La realidad siempre es así: paradójica, incompleta, descuidada. Por eso el género literario que prefiero es el de la novela, que es el que mejor se pliega a la materia rota de la vida. La poesía aspira a la perfección; el ensayo, a la exactitud; el drama, al orden estructural. La novela es el único territorio literario en el que reina la misma imprecisión y desmesura que en la existencia humana. Es un género sucio, híbrido, alborotado.
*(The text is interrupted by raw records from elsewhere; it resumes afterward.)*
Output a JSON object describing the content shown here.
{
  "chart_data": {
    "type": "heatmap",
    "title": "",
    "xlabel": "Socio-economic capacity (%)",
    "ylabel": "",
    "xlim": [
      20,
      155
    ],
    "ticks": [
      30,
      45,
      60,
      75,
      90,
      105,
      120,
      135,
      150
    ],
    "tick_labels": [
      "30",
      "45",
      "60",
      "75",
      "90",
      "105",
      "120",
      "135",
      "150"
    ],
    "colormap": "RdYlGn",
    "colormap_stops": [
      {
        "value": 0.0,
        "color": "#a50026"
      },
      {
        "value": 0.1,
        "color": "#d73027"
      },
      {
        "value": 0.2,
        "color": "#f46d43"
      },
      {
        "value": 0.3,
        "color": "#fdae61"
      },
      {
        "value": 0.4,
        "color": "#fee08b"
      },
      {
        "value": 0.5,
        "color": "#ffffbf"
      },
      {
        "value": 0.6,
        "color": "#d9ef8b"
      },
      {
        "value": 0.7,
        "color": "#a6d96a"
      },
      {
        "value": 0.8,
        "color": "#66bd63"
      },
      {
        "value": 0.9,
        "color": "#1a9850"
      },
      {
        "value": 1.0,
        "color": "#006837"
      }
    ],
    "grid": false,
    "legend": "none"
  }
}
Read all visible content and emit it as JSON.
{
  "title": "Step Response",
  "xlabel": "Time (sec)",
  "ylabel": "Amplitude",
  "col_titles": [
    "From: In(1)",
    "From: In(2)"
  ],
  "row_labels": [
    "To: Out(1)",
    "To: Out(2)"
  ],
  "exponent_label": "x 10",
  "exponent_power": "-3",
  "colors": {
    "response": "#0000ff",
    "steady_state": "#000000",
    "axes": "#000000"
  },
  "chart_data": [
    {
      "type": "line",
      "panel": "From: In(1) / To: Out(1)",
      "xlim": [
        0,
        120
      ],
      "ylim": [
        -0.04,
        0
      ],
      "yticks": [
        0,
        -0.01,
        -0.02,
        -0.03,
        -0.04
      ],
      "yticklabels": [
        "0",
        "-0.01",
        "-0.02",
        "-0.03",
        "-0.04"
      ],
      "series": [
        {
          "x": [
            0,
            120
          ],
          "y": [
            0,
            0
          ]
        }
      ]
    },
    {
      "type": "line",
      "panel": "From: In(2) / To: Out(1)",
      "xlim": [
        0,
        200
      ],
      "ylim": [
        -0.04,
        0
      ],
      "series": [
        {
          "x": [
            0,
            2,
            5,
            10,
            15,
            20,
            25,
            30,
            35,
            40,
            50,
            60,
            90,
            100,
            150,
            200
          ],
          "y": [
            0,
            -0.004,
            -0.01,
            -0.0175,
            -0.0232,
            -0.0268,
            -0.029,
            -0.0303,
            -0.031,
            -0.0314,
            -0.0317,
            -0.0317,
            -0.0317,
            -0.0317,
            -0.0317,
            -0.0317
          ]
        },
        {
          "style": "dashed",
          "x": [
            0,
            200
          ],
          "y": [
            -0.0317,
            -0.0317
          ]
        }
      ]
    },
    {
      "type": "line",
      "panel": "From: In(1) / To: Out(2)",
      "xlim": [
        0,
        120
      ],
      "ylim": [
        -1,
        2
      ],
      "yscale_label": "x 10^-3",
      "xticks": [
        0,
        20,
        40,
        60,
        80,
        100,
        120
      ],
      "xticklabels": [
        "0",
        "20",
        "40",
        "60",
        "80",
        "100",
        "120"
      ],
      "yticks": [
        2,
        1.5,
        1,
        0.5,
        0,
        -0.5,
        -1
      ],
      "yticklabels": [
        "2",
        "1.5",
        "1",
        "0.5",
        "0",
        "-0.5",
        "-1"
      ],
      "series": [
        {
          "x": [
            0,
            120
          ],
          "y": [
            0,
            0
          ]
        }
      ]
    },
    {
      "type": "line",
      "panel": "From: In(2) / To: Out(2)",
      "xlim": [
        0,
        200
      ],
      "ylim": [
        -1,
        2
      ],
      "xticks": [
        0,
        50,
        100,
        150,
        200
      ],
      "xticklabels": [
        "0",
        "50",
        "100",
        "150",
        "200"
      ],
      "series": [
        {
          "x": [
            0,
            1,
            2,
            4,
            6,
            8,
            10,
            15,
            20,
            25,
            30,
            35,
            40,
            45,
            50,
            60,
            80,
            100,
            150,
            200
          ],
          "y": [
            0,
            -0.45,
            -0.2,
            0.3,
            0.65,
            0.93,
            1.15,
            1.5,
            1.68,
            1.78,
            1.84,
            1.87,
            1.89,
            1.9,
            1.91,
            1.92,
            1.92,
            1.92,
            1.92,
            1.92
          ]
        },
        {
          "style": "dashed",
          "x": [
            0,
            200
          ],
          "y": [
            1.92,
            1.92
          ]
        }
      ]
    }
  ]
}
Escribir novelas es un oficio que carece de glamour; somos los obreros de la literatura y tenemos que colocar ladrillo tras ladrillo, mancharnos las manos y baldarnos la espalda del esfuerzo para levantar una humilde pared de palabras que a lo peor luego se nos derrumba. Redactar una novela lleva muchísimo trabajo, la mayor parte tedioso, a menudo desesperante; por ejemplo, puedes consumir toda una tarde luchando por hacer salir o entrar a alguien de una habitación, es decir, por algo verdaderamente tonto, circunstancial, como diría Aira, en apariencia innecesario. Y es que las novelas están llenas de material inerte, y aunque escribas bajo la férrea aspiración de no poner ni una palabra de más y de hacer una obra sustancial y precisa, una verdadera novela siempre tendrá algo sobrante, algo irregular y desaliñado (los crustáceos que están pegados a la ballena) porque es un trasunto de la vida y la vida jamás es exacta. De manera que incluso las mejores novelas de la historia, los grandes novelones maravillosos, tienen páginas malas, desfallecimientos de tensión, obvias carencias. A mí eso me gusta. Me reconozco en ello; es decir, reconozco el titubeante aliento de las cosas.

Hablando de paradojas: Klemperer incluye en su libro una escena espléndida que refleja la naturaleza profundamente equívoca de la realidad. En los meses últimos de la guerra, cuando están huidos y vagan aterrorizados por el campo, Klemperer y su mujer se ocultan en un bosque cercano a la ciudad de Plauen, que está siendo bombardeada periódicamente por los aliados. Es el mes de marzo y, aunque aún hay nieve, la primavera empieza a percibirse en el ambiente. Pero, para Klemperer, el bosque tiene un inequívoco aspecto navideño, porque las ramas de los abetos están llenas de centelleantes tiras de papel plateado que los aviones aliados arrojan para confundir a los radares alemanes. Y así, escondidos en ese bosque refulgente de adornos, tan hermoso y festivo, los Klemperer, alemanes pero también judíos y víctimas de Hitler, escuchan cómo los aviones de los enemigos de su país pasan por encima de sus cabezas para sembrar de muerte la pobre Plauen.